“Giving Up”

I’ve had so many people ask me, why did it only take you three days to decide to leave your husband?  Did you just give up?  Did you not feel your marriage was worth fighting for?  Did you ever really love him if you could leave him so quickly?  Do you understand the weight of marriage and making vows to someone?

I knew putting my story out in the world and being entirely transparent about the timing, my feelings, and my truth would be tough.  I knew I’d get some negative comments or questions. I thought there might be some gossip floating around about me and how quickly my marriage came crumbling down.

However, I had (and still have) a greater mission.  I share my personal experience in an attempt to help others that are/have felt just as lost and angry and just as devastated as I was.  And I will continue to do so.

A huge obstacle I’ve been faced with after filing for divorce was the guilt people have tried to put on me for “giving up” so quickly.  Truth be told, I felt this guilt long before anyone even knew my story.  I felt like I had given up on my marriage, but I didn’t see much of a choice.  The choice was made for me. What kind of choice is that?

The facts are the facts.  I told AJ I was divorcing him three days after finding out about his first girlfriend and uncovering a few others.
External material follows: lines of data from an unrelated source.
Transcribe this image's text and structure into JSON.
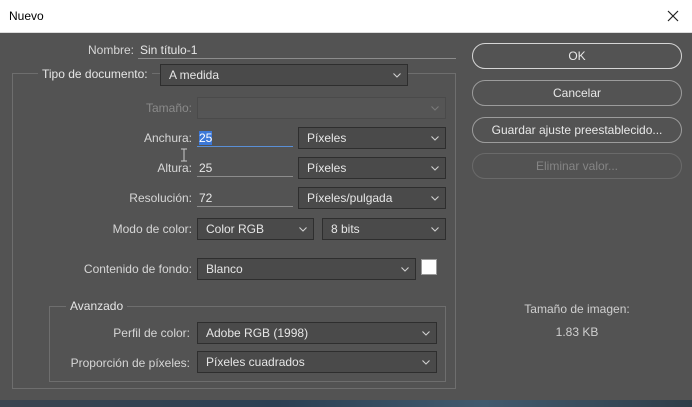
{
  "window": {
    "title": "Nuevo"
  },
  "form": {
    "name_label": "Nombre:",
    "name_value": "Sin título-1",
    "doc_type_label": "Tipo de documento:",
    "doc_type_value": "A medida",
    "size_label": "Tamaño:",
    "size_value": "",
    "width_label": "Anchura:",
    "width_value": "25",
    "width_unit": "Píxeles",
    "height_label": "Altura:",
    "height_value": "25",
    "height_unit": "Píxeles",
    "resolution_label": "Resolución:",
    "resolution_value": "72",
    "resolution_unit": "Píxeles/pulgada",
    "color_mode_label": "Modo de color:",
    "color_mode_value": "Color RGB",
    "bit_depth_value": "8 bits",
    "background_label": "Contenido de fondo:",
    "background_value": "Blanco",
    "background_swatch_color": "#ffffff"
  },
  "advanced": {
    "legend": "Avanzado",
    "profile_label": "Perfil de color:",
    "profile_value": "Adobe RGB (1998)",
    "aspect_label": "Proporción de píxeles:",
    "aspect_value": "Píxeles cuadrados"
  },
  "buttons": {
    "ok": "OK",
    "cancel": "Cancelar",
    "save_preset": "Guardar ajuste preestablecido...",
    "delete_preset": "Eliminar valor..."
  },
  "image_info": {
    "label": "Tamaño de imagen:",
    "value": "1.83 KB"
  },
  "colors": {
    "panel_bg": "#535353",
    "selection": "#3c78d8"
  }
}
I filed for divorce the following week.  I kicked him out two weeks after that.  I rearranged furniture, painted walls, and tried to erase AJ like chalk on a blackboard.

Reading that, it seems as if my critics are right.  It was a piece of cake for me to leave my husband.  I barely bat an eye.
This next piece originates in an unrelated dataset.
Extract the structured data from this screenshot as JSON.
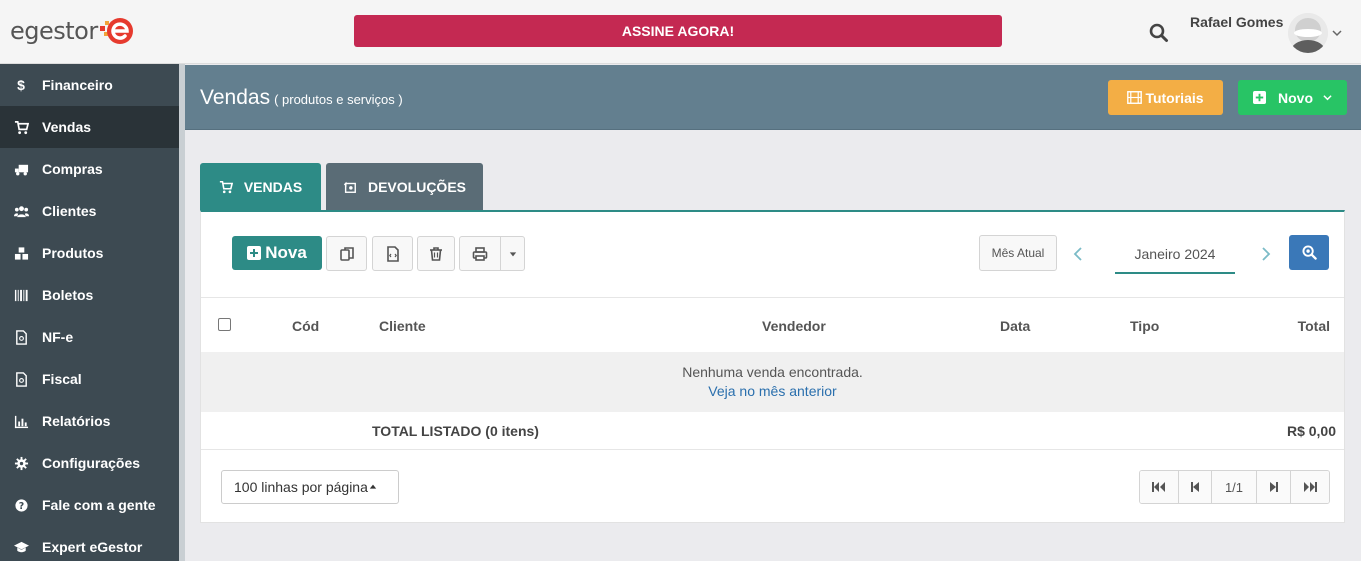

That couldn’t be further from the truth.

Instead, I spent every second of that first day trying to convince myself that my husband would never lie and maybe one of his versions of the story was true.  Maybe there is nothing else negative and we can rebuild.  I know we can save this marriage.  Together, we are unstoppable.  On the second day, when I recalled additional sketchy behavior, I thought I’m sure he has an explanation.  This was a one-time problem… and he did say he felt “distant from me”.  I just need to help him feel closer.  On the third day, I begged for his honesty.  Begged.  Begged as if my breath would stop if I didn’t get the truth.  Never did I think I would have to beg my husband for honesty.  Beg… never did I think I’d have to beg anyone for anything.  The truth could have kept my marriage alive, in my opinion.

Unfortunately, I didn’t get the truth.  AJ barely scratched the surface of the details of his infidelity.

Once I learned the extent of my husband’s actions, I looked at the facts.

He was actively dating women before, on, and after our wedding day.  His cheating was not connected to “distant times” in our marriage, as he claimed was his excuse.  Even when asked begged for the truth, I couldn’t get it out of my husband.  Trust was eliminated.  Intimacy was ruined.

What was left after those new facts?

I had two distinct choices;

  1. Stay.
  2. Go.

If I stayed, I saw a lot of hard work.  That didn’t deter me.  What deterred me was the thought of who I’d become if I stayed.  I loved AJ deeply.  I’d have done anything for him.  But now, my whole idea of who I thought he was shifted and I was angry, resentful, and bitter.  I’d be paranoid if he took too long to come home after work.  In fact, where would he be on his lunch, or what if he skipped work?  How could I trust him to go to the grocery store alone?  What about the apps on his phone and his emails/text messages/social media messages?  Passwords, punishments and pettiness was all that awaited me if I stayed.  Was AJ even capable of change or want to change?  Maybe.  I had hoped his actions would show me my choice was wrong, but at every turn, I was alone in my hope for any improvement between us.  Staying was not a choice I could make alone.

If I left, I saw a lot of hard work.  That didn’t deter me.  Once I spoke with Alice on day three, I learned how many lies my husband told me…. right after I begged for the truth.  He assured me that Alice would tell me the same (newest) version of the story he did.  When I learned that wasn’t the case, I told him I was leaving him.  My decision was confirmed by his first five words….

“Okay, what can I keep?”

What is there to save at that point?  Had I heard “I booked our counseling appointment” instead, I might still be married.   Over the next two months, up until the day our divorce was final, his actions continued to reassure me that I was right in deciding to leave a man who had no interest in trying to keep me.

Did I give up?  The answer I have for you is no, I did not give up.

My husband gave up before he ever married me.

Whether you filed the papers, took a day to decide or a year, only you know why you walked away.  Only you know how right your choice was.  Don’t let anyone make you feel like you gave up on someone who gave up on you.